One of my employees recently cut out a heading from one of our specialty trade magazines and put it on my desk. In big letters it read “Customers don’t care how much you know, until they know how much you care.” It is the simplest of statements, but what an impact it has! For years, we have had a mandatory education policy for all of our employees, both in the office and in the field so that our team is aware of new products and is mindful of how we can improve our efficiency. I have been certified as a Certified Graduate Remodeler (one of the first ten in Maryland, a member of Remodeling Magazines’ Big Fifty class, a Certified Aging in Place Specialist, National Remodeler of the year for the North East US) I roll through our accreditations at each sales call reminding clients that I am a past president of our Remodelers Council, sit on the board of two of Maryland’s leading remodeling associations, and that I have twenty years of experience. I could rattle off our more than 25 national and local awards but there’s no need to go on. The bottom line is this: Remodeling is a scary process for folks to consider; no list of awards or accomplishments is going to matter if your clients don’t think you care. Our industry has one of the highest business failure rates in the country. Contracts are signed and deposits given and contractors are never seen again. Our clients leave to go to work each day and entrust us with their cats, their good china, silver service and sometimes even their kids.
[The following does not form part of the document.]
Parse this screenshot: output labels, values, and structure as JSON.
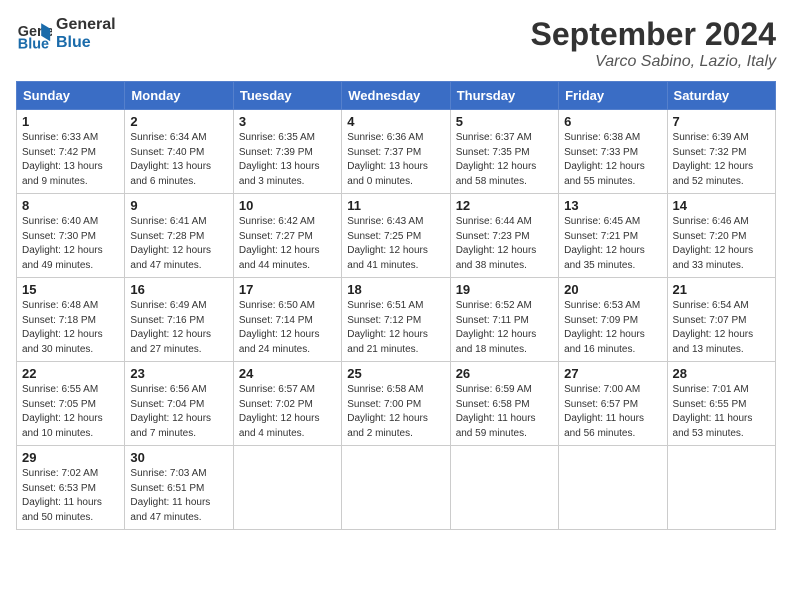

Our clients need more than a resume and a list of past awards. All of the training, certification and classes mean nothing if it does not translate to a positive experience. How can we let clients know that we care? At the top of the list: great employees who are at the practicing end of what the owner preaches and teaches. Return calls. Be prompt. Say please and thank you. Do what you say you are going to do when you said you were going to do it.
How can we measure our clients experience? Guild Quality objectively measures projects we complete for our clients three times during and after the project. We train employees by using these same surveys during reviews to see where the employee is shining or find areas for improvement. Same for the sales and design process. Are we technically competent? Yes. Do we care first about our client and how the project turns out? You betcha.